Guillermo Martinez, The Oxford Murders (Crimenes de Oxford) has sold over 150.000 copies in English language, more than in original Spanish. At Little, Brown UK and MacAdamCage/Penguin US Martinez’s next novel Book of Murders (La Muerte Lenta de Luciana) is being published next May/October.

Carlos Maria Dominguez, The House of Paper (La Casa de Papel) is also a bestselling title in the English illustrated edition of Harvill/Hartcourt Brace.

Three Cuban authors from the island:

Senel Paz, IN THE SKY WITH DIAMONDS (EN EL CIELO CON DIAMANTES). A coming of age prequel to FRESA & CHOCOLATE, set in a boarding school for revolutionaries in Havana in the sixities.

Wendy Guerra, EVERYBODY GOES (TODOS SE VAN). The fictional diary of a young woman who wants to become an artist and telling stories of everyday lives.

Ena Lucia Portela, A HUNDRED OF BOTTLES AGAINST THE WALL (CIEN BOTELLAS EN UNA PARED). A beautiful and funny literary novel of a young woman struggling in an unhappy marriage in the years of the so-called íperiodo especialë.

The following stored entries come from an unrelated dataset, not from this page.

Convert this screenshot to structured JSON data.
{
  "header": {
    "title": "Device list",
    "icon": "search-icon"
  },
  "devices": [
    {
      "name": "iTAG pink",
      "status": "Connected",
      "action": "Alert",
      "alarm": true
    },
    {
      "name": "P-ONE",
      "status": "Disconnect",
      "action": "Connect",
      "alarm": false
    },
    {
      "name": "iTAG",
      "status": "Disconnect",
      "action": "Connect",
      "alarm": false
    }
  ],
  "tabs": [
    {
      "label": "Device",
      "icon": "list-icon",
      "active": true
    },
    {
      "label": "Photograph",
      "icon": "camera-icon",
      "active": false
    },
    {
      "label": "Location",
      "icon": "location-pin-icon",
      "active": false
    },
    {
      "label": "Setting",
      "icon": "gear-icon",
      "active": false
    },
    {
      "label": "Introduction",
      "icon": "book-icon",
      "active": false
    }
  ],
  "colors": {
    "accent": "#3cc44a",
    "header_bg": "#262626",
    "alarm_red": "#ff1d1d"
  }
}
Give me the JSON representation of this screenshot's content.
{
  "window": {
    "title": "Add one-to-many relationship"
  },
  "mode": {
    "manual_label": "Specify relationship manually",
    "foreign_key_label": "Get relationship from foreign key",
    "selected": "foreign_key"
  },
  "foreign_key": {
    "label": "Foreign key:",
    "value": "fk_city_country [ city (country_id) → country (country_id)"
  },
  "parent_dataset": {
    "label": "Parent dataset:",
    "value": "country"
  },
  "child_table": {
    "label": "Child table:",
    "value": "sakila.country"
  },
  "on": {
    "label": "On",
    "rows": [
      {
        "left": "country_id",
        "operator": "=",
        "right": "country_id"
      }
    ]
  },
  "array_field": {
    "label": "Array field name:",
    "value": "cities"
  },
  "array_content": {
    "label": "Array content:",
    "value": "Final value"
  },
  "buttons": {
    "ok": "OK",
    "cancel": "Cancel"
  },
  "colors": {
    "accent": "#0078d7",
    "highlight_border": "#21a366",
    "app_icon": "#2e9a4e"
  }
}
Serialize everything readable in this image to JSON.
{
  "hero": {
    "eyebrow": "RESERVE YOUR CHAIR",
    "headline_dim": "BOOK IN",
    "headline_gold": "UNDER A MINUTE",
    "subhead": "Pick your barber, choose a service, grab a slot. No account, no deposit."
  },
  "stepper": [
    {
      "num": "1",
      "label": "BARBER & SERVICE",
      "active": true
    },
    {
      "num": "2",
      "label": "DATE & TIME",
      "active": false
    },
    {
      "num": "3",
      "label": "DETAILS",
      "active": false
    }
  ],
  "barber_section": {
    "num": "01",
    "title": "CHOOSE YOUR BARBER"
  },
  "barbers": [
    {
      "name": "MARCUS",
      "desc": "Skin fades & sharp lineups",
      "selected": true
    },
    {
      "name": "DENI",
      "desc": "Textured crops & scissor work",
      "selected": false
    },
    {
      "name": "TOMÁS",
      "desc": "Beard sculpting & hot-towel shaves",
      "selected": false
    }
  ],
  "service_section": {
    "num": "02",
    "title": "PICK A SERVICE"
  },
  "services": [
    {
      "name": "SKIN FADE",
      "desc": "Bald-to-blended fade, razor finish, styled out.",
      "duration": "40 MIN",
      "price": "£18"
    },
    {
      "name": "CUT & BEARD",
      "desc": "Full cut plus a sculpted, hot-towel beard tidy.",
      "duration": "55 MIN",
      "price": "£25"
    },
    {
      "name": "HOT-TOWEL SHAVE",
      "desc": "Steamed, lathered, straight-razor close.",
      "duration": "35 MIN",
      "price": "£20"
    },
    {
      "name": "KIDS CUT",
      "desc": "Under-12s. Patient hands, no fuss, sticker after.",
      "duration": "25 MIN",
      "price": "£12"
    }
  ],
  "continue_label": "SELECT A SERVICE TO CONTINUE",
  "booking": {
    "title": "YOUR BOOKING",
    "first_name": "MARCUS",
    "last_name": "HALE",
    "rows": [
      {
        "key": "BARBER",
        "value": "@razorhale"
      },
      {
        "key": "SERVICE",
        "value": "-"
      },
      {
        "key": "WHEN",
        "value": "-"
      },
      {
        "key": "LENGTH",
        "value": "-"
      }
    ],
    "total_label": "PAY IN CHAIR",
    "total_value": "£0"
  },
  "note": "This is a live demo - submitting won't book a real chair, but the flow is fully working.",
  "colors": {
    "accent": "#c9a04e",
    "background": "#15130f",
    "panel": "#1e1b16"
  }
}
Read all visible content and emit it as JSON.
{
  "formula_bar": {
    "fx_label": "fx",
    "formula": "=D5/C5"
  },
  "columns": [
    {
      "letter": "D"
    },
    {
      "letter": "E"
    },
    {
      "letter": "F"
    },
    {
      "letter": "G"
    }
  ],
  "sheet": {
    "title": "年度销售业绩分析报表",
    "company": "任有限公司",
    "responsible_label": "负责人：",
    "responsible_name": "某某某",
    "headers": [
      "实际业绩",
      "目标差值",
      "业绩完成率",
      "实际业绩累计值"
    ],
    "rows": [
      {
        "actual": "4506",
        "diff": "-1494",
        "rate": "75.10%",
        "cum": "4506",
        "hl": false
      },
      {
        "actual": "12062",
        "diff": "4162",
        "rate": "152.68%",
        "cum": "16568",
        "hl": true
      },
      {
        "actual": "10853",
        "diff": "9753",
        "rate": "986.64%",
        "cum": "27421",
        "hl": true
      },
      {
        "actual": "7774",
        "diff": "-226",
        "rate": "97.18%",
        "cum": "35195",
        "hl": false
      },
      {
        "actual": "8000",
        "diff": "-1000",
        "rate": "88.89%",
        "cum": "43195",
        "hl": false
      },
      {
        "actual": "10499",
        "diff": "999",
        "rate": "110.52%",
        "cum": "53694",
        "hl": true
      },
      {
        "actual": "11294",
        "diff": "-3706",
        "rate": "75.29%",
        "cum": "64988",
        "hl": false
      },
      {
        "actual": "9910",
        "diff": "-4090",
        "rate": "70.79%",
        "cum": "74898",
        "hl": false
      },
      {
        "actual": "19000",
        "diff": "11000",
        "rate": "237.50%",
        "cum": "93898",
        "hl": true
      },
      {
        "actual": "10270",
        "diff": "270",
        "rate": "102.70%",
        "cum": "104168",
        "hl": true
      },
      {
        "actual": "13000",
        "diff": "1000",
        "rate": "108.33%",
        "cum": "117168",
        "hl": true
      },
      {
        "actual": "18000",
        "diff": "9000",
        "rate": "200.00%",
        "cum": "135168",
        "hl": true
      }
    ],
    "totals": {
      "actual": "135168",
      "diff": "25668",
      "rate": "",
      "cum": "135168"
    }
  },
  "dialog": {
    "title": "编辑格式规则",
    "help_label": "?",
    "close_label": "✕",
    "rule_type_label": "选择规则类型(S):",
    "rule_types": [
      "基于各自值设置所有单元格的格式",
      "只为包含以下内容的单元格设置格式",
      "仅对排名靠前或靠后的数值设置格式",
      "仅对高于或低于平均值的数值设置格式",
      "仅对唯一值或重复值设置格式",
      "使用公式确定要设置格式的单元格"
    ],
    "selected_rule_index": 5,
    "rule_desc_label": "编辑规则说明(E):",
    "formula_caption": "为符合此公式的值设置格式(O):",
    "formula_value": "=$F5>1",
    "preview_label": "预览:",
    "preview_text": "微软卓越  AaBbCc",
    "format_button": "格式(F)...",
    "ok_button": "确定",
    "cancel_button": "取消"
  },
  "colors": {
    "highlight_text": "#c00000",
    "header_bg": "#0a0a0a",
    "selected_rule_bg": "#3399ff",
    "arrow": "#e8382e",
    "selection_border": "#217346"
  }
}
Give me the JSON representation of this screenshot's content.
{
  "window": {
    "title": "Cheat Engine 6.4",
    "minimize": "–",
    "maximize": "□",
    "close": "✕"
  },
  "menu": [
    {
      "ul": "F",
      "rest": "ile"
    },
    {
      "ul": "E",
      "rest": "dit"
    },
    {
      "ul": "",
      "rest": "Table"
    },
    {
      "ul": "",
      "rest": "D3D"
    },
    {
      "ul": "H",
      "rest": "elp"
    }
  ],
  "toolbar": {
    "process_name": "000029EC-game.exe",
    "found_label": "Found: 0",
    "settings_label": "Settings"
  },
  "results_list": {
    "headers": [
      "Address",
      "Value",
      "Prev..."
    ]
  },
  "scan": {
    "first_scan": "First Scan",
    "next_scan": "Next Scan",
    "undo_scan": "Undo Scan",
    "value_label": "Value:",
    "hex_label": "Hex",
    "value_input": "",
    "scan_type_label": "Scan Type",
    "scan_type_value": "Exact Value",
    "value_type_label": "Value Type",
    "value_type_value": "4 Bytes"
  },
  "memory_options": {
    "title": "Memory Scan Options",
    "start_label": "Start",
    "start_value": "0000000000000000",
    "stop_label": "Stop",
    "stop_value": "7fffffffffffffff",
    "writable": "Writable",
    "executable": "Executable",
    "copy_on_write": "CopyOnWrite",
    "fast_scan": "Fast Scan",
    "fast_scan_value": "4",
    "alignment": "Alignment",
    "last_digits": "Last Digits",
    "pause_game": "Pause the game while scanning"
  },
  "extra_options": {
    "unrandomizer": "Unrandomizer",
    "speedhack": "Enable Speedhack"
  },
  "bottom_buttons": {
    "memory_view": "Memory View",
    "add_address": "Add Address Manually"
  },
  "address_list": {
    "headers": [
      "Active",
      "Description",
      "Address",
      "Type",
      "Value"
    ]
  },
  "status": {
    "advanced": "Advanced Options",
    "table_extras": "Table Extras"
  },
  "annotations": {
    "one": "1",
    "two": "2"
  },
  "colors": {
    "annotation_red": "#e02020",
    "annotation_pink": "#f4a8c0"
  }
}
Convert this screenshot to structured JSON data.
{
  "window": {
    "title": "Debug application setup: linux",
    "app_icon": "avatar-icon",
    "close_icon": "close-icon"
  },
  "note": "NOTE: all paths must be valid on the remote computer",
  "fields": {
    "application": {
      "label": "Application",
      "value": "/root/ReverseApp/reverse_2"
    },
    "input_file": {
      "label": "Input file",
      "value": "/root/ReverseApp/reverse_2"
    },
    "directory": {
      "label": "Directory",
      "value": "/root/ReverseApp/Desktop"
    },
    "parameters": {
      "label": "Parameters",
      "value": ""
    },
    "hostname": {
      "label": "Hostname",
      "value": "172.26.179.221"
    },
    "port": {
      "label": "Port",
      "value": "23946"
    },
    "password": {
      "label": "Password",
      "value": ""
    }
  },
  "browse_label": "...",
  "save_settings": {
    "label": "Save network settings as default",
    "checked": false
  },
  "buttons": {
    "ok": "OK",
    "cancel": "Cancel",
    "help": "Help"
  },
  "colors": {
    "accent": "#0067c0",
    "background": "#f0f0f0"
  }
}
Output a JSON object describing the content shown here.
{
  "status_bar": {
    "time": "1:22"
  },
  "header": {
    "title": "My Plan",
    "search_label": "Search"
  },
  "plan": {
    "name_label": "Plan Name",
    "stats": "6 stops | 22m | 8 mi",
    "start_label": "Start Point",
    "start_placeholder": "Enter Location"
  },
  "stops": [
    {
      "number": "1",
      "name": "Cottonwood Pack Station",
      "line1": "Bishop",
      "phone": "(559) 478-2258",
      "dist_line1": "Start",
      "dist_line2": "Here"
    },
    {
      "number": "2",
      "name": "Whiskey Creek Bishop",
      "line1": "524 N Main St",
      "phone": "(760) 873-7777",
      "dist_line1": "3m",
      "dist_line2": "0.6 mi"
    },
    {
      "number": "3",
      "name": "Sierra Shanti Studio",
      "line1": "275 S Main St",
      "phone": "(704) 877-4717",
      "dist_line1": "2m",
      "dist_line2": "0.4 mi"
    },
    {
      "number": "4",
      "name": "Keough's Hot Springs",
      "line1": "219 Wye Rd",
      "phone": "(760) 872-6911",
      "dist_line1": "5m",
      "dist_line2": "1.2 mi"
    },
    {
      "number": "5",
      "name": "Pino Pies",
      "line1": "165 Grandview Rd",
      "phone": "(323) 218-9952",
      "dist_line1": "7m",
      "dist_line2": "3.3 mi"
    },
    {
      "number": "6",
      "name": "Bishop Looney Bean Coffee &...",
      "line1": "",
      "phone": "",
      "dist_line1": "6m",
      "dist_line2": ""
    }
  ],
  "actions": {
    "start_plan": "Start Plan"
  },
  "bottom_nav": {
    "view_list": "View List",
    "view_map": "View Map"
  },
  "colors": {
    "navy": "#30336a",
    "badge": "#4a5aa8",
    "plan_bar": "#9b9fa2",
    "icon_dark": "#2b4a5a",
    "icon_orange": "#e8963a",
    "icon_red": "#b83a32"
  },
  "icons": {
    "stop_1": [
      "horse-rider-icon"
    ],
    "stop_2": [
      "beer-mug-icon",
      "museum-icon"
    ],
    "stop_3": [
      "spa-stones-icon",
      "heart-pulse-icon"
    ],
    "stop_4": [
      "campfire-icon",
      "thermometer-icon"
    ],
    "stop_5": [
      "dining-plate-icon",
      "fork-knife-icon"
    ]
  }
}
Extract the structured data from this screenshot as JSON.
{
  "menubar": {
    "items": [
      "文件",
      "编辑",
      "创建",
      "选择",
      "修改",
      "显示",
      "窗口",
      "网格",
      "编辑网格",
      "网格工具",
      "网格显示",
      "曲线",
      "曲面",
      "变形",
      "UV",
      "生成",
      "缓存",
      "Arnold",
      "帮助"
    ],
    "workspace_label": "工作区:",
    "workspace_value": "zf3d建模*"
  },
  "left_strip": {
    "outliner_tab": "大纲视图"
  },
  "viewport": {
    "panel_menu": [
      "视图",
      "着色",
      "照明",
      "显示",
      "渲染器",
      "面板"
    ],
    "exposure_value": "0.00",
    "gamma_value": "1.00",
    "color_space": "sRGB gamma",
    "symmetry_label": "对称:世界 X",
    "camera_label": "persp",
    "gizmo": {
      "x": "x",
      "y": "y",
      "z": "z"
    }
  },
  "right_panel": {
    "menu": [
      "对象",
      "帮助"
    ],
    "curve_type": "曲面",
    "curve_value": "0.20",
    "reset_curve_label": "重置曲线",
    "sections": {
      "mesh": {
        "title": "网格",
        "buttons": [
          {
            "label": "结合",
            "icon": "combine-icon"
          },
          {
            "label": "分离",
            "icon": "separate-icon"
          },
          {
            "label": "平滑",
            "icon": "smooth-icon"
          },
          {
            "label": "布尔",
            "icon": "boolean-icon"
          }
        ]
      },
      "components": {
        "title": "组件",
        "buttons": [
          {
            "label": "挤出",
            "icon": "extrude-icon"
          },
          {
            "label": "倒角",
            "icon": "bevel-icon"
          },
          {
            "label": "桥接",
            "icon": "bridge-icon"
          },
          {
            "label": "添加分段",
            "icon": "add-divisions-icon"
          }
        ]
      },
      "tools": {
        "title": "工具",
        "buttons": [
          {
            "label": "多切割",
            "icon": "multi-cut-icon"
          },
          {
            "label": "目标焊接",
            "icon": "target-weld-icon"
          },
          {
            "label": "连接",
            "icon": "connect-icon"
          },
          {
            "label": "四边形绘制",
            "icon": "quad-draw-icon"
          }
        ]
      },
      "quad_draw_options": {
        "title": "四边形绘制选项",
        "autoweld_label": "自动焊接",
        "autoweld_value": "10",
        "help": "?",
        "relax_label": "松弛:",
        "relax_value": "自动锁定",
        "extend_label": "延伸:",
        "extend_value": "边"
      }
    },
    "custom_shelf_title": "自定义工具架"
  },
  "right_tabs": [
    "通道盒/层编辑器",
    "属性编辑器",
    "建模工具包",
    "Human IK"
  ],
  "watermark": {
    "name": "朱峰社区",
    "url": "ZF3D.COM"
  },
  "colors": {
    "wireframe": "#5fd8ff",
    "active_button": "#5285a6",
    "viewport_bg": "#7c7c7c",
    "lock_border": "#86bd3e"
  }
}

And the astonishing discovery of ALFAGUARA PRIZE 2007

Luis Leante, SEE HOW MUCH I LOVE YOU (MIRA SI YO TE QUERRE). A magic love story throughout 40 years and against the background of the forgotten people of the Sahara desert, the last Spanish colony in Africa that have been struggling for independence for almost 30 years now.

More Buzz to come after the holiday. Happy Thanksgiving and thanks to all the panelists for this international literary feast.